As a judge, Bernhard has been a proponent and implementer of developing evidence-based sentencing and pre-trial practices. Similar techniques are already in use by the Virginia Department of Corrections for incarcerated individuals, yielding the lowest inmate recidivism rate of any state. Bernhard has declined to impose cash or surety bonds as a prerequisite for release of those accused of crimes, persuaded of the emerging view that monetary conditions do little to ensure public safety in the case of the dangerous, while conversely serving in many instances to unnecessarily incarcerate those whose release poses little adverse risk that can instead be addressed through other pretrial conditions. He has exercised judicial discretion to inform jurors during jury selection of the penalty ranges a defendant faces in the context of examining sentencing bias and reducing the chance of mistrials, and has set forth his reasoning for advocating such practice in writing.

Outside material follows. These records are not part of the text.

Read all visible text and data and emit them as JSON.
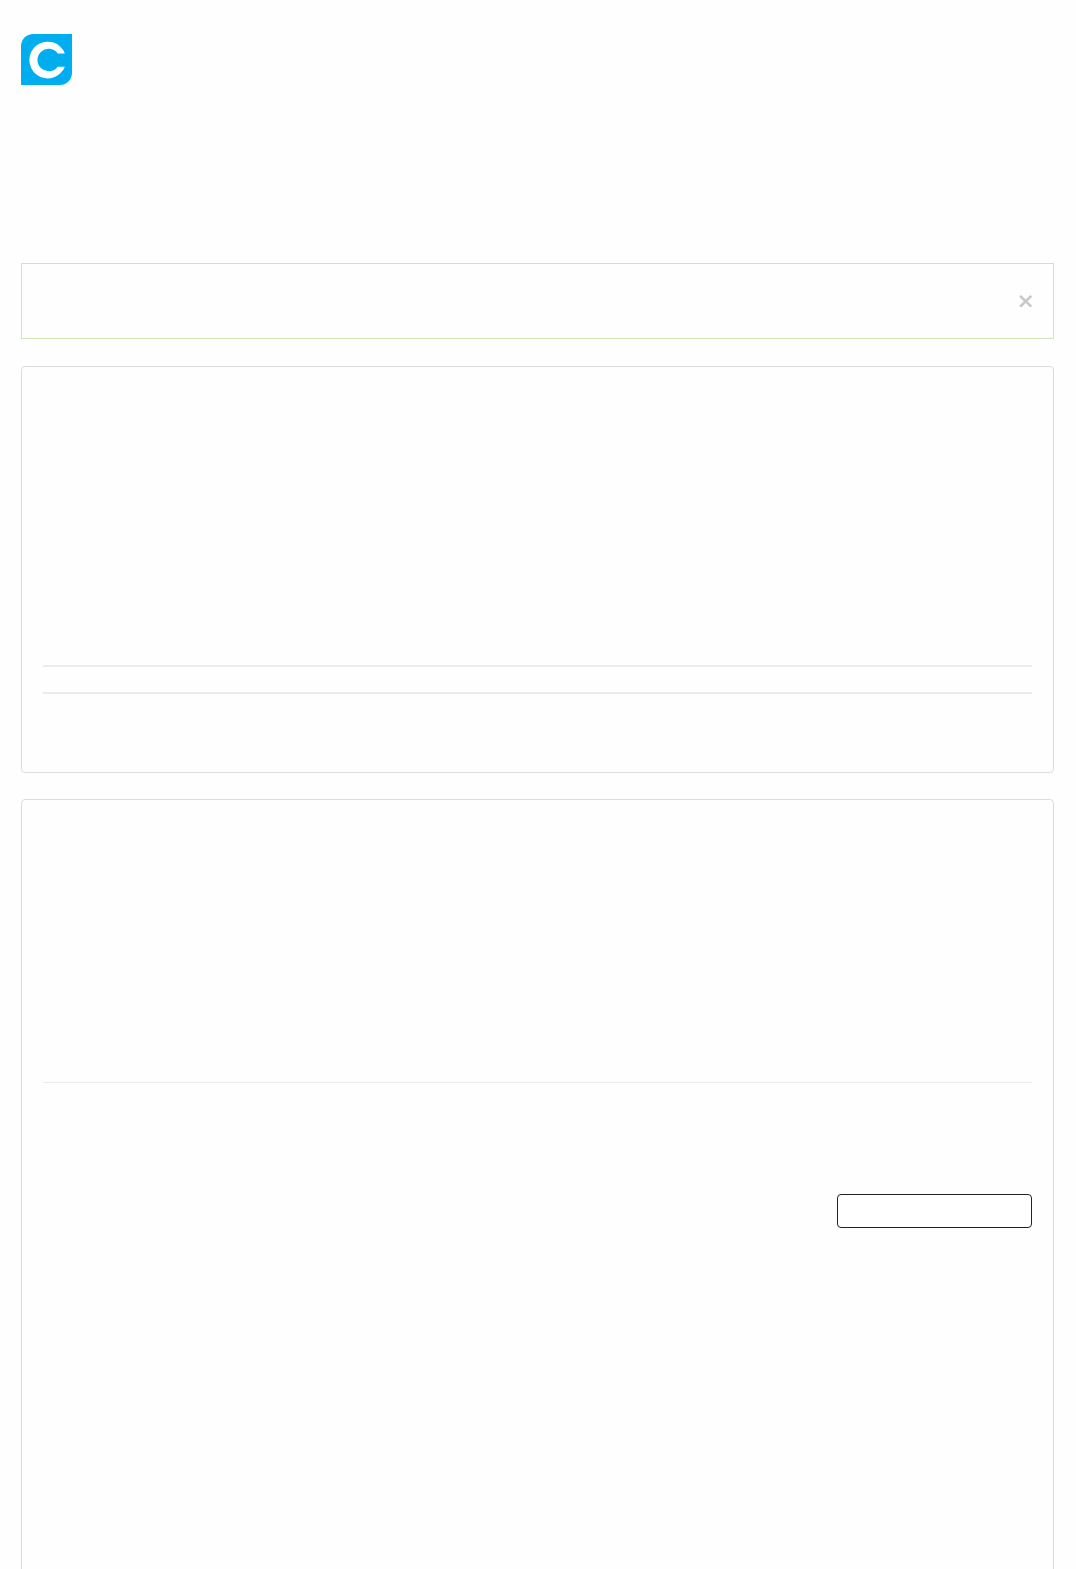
{
  "alert": {
    "close": "×"
  }
}
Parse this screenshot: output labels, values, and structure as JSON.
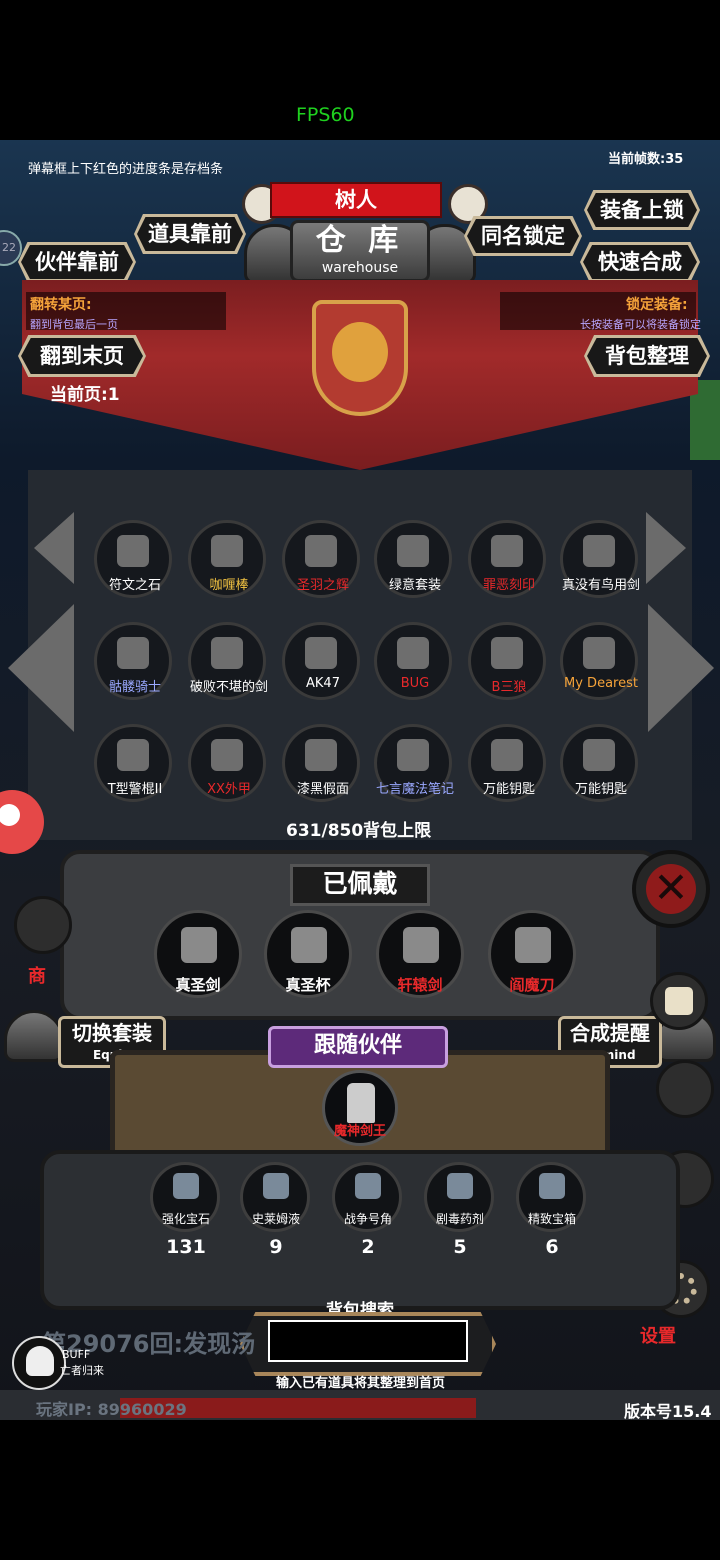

Bernhard has often addressed matters of first impression in Letter Opinion judicial decisions, which in Virginia constitute persuasive authority.
Judicial opinions
Among Bernhard's notable judicial opinions are: determining probation officers may make sentencing recommendations in their reports; applying the writ of fieri facias to establish conversion; analyzing when attorneys' fees are applicable under the "hollow victory" concept; justifying the exercise of the Court's discretion in voir dire to inform jurors of applicable penalty ranges to prevent sentencing bias and mistrials; analyzing when words of a civilian may make such person a police agent effecting an arrest; evaluating whether a subcontractor in a commercial transaction may be subjected to liability under the Virginia Consumer Protection Act; determining the reach of litigation sanctions to a "represented party" in application of the alter ego doctrine; holding when medical causation testimony is unnecessary to commit the decision as to guilt for a crime to a jury; adopting a partial loan subordination approach for analyzing the impact of liens with a circuity of priority; interpreting the scope of statutory preemption of negligence and conversion claims in the context of a fraudulent wire transfer of funds; determining when declaratory judgment actions may be maintained ancillary to administrative adjudications; finding a governor of a requesting state may act through an agent in extradition proceedings; determining that in judicial proceedings to sell tax delinquent realty the liens against properties subject to sale must be determined by the time of entry of the decree of confirmation of sale; holding a court could not vacate a previously granted nolle prosequi as such grant divested jurisdiction over the criminal offense charged; ruling a grantor beneficiary could encumber land with an easement in his individual capacity as a partial revocation of the transfer of such estate into a revocable trust; delineating when a residential driveway is subject to prohibition of warrantless arrests thereon.